頭部には脳があります。人は本能で、脳や心臓など、生命維持に必要不可欠な臓器にはできるだけ負担をかけないようにする傾向があります。これは、生命を守るためです。そのため、極力、頚部を動かさすことを避けます。
そこで、視野を広げるために、頚部と頭が動こうとするのを制御するのが後頭下筋群というわけです。目を使う作業を行うと、頭が動かないように後頭筋群が制御に働くため、緊張が高くなります。その結果、頚部と頭の筋肉が硬くなり、頭痛が起こるということです。

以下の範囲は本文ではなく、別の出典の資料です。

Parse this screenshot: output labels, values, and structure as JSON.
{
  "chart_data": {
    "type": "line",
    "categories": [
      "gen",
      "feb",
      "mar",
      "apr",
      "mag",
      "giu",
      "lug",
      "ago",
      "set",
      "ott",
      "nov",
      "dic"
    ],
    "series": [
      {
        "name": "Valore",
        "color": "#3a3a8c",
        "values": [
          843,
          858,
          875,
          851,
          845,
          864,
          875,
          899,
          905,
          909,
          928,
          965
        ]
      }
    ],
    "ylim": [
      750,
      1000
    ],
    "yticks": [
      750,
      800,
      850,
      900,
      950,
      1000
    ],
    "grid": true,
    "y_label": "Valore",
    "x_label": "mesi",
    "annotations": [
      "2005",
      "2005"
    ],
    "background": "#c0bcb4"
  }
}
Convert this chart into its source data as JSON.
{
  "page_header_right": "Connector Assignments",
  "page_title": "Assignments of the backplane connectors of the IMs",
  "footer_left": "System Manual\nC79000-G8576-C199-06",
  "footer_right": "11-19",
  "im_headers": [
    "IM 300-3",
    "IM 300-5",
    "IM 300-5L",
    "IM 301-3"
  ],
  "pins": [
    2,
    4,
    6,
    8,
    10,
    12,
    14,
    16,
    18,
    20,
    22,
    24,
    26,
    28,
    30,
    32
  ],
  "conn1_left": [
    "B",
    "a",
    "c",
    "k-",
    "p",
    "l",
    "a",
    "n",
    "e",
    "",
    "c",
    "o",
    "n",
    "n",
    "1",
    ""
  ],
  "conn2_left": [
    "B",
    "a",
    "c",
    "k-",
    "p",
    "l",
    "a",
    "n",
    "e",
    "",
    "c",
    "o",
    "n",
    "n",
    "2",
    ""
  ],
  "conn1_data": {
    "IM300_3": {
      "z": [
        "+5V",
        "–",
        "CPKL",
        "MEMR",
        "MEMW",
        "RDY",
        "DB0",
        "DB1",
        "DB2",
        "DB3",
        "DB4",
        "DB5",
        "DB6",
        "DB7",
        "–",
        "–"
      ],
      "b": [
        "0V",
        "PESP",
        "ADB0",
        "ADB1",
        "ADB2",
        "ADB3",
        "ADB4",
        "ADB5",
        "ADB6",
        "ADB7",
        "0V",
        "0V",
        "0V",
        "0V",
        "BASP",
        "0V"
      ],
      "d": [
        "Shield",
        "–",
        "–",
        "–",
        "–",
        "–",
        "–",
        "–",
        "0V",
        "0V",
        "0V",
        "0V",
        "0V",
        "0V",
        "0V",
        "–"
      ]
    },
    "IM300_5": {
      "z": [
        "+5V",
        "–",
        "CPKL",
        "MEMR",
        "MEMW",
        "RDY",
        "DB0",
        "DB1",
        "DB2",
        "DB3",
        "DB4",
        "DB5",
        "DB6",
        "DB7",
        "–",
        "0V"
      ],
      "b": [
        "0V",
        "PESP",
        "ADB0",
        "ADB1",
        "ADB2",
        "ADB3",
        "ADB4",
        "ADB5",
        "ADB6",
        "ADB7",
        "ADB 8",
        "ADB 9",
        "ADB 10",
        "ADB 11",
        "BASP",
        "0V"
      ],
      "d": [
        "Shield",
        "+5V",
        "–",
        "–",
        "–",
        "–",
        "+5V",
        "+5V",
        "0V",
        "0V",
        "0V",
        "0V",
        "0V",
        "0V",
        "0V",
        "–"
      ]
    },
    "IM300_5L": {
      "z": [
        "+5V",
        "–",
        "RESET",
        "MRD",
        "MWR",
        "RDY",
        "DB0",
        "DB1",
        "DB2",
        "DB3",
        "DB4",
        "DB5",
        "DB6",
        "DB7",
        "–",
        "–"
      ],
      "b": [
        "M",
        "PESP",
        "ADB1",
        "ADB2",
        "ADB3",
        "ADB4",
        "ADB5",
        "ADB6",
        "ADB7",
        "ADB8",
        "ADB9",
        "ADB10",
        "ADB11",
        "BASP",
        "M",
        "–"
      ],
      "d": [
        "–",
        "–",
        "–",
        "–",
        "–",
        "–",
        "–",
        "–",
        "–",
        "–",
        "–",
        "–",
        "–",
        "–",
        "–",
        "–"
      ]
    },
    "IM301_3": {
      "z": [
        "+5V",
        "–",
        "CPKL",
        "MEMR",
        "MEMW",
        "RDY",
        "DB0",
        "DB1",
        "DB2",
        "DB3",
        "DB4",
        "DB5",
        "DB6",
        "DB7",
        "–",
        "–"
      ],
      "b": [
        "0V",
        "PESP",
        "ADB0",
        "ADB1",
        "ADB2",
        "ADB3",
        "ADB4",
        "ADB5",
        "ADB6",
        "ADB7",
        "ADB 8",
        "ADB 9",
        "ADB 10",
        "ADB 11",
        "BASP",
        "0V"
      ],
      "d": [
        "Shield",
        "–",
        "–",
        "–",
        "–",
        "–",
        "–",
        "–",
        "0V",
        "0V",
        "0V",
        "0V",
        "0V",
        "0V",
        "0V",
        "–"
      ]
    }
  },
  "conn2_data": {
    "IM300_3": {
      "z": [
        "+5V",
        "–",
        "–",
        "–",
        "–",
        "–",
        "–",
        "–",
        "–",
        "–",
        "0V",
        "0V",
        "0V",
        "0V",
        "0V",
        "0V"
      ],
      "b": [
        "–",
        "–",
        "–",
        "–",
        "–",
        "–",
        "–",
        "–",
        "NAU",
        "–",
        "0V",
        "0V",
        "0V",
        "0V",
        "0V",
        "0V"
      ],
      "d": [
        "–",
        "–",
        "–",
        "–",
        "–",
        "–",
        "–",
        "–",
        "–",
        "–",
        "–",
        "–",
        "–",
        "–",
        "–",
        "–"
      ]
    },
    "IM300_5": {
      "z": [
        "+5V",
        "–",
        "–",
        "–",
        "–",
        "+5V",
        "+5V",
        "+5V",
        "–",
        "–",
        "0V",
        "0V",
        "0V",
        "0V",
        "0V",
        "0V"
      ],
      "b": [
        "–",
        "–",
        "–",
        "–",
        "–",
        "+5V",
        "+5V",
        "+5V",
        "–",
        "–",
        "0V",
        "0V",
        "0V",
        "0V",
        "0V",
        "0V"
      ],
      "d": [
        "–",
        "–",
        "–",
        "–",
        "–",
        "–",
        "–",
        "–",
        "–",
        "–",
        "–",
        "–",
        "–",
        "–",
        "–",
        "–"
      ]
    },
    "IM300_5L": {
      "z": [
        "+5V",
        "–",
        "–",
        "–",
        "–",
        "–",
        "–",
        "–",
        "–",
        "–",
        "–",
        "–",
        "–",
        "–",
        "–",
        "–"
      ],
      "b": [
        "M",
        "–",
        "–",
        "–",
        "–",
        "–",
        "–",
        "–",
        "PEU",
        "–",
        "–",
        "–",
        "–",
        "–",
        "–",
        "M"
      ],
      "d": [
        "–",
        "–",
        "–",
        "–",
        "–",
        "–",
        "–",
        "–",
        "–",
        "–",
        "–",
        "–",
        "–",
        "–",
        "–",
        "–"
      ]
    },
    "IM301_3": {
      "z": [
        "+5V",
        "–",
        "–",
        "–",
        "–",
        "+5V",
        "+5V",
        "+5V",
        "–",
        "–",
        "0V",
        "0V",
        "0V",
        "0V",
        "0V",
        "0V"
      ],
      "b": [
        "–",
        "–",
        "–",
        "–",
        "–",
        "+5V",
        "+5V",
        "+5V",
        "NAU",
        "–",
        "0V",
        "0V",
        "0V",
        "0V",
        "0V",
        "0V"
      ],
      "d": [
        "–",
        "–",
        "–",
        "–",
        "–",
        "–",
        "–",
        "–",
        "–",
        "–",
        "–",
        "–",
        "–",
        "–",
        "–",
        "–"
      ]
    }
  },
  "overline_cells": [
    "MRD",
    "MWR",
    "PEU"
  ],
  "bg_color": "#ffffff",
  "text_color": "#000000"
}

また、後頭下筋群の下には、頚部の動脈や、頚部と後頭部に関係する神経が通っています。この頚部に関係する神経は、目の神経とつながっています
そのため、後頭下筋群の過緊張は、後頭部の痛みだけでなく、目のかすみや眼窩痛など、目に関連した症状を誘発します。逆に、目の使い過ぎは、神経を介して後頭部の痛みにつながります。
今回述べた内容を以下にまとめます。
・後頭下筋群は、目を使うとき、頭の動きをコントロールする
・後頭下筋群の下には、後頭部、頚部に関係する神経が通っている
・後頭下筋群の下を通っており、頚部に影響する神経は、目の神経ともつながっている
このように、目と後頸部、後頭部はさまざまなメカニズムで関係しています。そのため、目を酷使すると、頚部痛や頭痛を誘発する可能性があります。逆に、頚部の筋肉を使いすぎても、目のかすみなど、目と関連した症状が出る可能性があります。
デスクワークなどで、目をよく使う人で、頭痛がある場合、ケアすべきところは、頭頸部より目かもしれません。特に、目の疲れやかすみなどの症状がある人は注意が必要です。